- Every sugar season (October- September), production of sugar is around 320-330 Lakh Metric Tonne (LMT) as against the domestic consumption of 260 LMT
- The Centre has fixed a target of 10 percent blending of fuel grade ethanol with petrol by 2022 and 20 percent blending by 2025
New Delhi: With a view to encourage sugar mills to divert excess sugar cane, sugar for the production of ethanol and to achieve the targets of the ethanol blending programme, the government has announced the doubling of incentive on sugar sacrificed for producing ethanol from B-heavy molasses/sugarcane juice/sugar syrup/sugar from October this year, an official statement released on Friday said. “Now, those sugar mills which will be diverting sugar to ethanol would be getting the entire quantity of sugar sacrificed on producing ethanol from B-heavy molasses/sugarcane juice/sugar syrup/sugar in their monthly release quota,” the statement added.
To maintain the demand supply position of sugar in the country, to stabilise ex-mill prices of sugar and to ensure sufficient availability of sugar for domestic consumption, mill-wise monthly release quota of sugar for domestic sale by sugar mills is allocated by the Department of Food and Public Distribution under the Ministry of Consumer Affairs, Food and Public Distribution, every month on the basis of stocks held by them, export performance and diversion of sugar to ethanol.
60 LMT of sugar can be diverted for ethanol production
According to data released by the government, every sugar season (October- September), production of sugar is around 320-330 Lakh Metric Tonne (LMT) as against the domestic consumption of 260 LMT, which results in huge carry over stock of sugar with mills. Due to excess availability of sugar in the country, the ex-mill prices of sugar remain subdued resulting in cash loss to sugar mills. This excess stock of 60 LMT, which leads to blockage of funds and affects the liquidity of sugar mills resulting in accumulation of cane price arrears, can easily be diverted for ethanol production for the blending programme.

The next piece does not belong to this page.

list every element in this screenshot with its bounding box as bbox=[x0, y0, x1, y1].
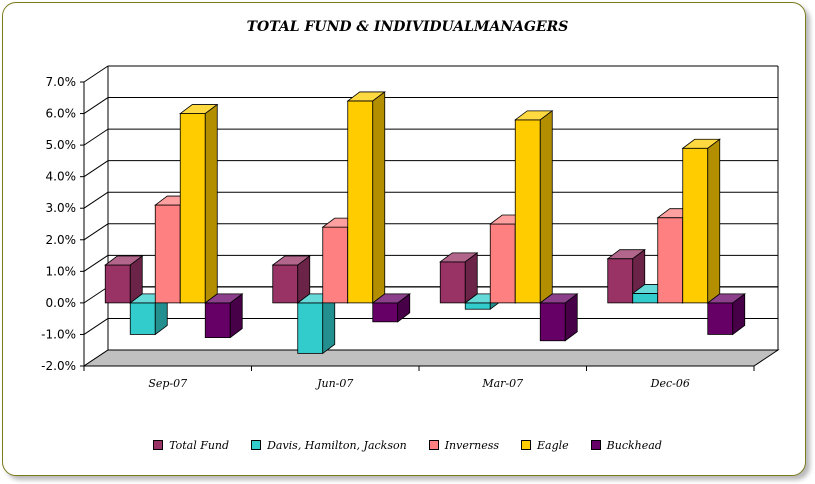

“With a view to prevent cash loss to sugar mills caused due to subdued sugar prices, the government in June 2018 introduced the concept of Minimum Selling Price (MSP) of sugar and fixed the MSP of sugar at Rs 29/ kg which was revised to Rs 31/ kg wef 14.02.2019,” said the statement.
To liquidate excess stocks, the Centre has also been extending assistance to sugar mills to facilitate export of sugar. In sugar seasons 2017-18, 2018-19 and 2019-20, about 6.2 LMT, 38 LMT and 59.60 LMT of sugar was exported. In previous sugar season 2020-21, against a target of 60 LMT, contracts of about 70 LMT had been signed, 67 LMT had been lifted from mills and more than 60 LMT had been exported till September 28. The international prices of sugar are in uptrend, so, contracts for export of about 15 LMT have been signed to export sugar in the sugar season 2021-22 and that too without announcement of any export subsidy. It is expected that in the sugar season 2021-22 as well, India can export about 60 LMT of sugar.
The Centre is taking several steps for diversion of sugar to ethanol. In order to find a permanent solution to address the problem of excess sugar, the government is encouraging sugar mills to divert excess sugarcane to ethanol. The Centre has fixed a target of 10 percent blending of fuel grade ethanol with petrol by 2022 and 20 percent blending by 2025.
It is expected that in the current ethanol supply year 2020-21 (December-November), about 300-325 crore litres of ethanol is likely to be supplied to OMCs to achieve 8-8.5 percent blending levels. As on September 26, against the contracts of 349 crore litres, 252 crore litres of ethanol have been supplied by sugar mills, distilleries to OMCs for blending with petrol, thereby achieving 8 percent blending.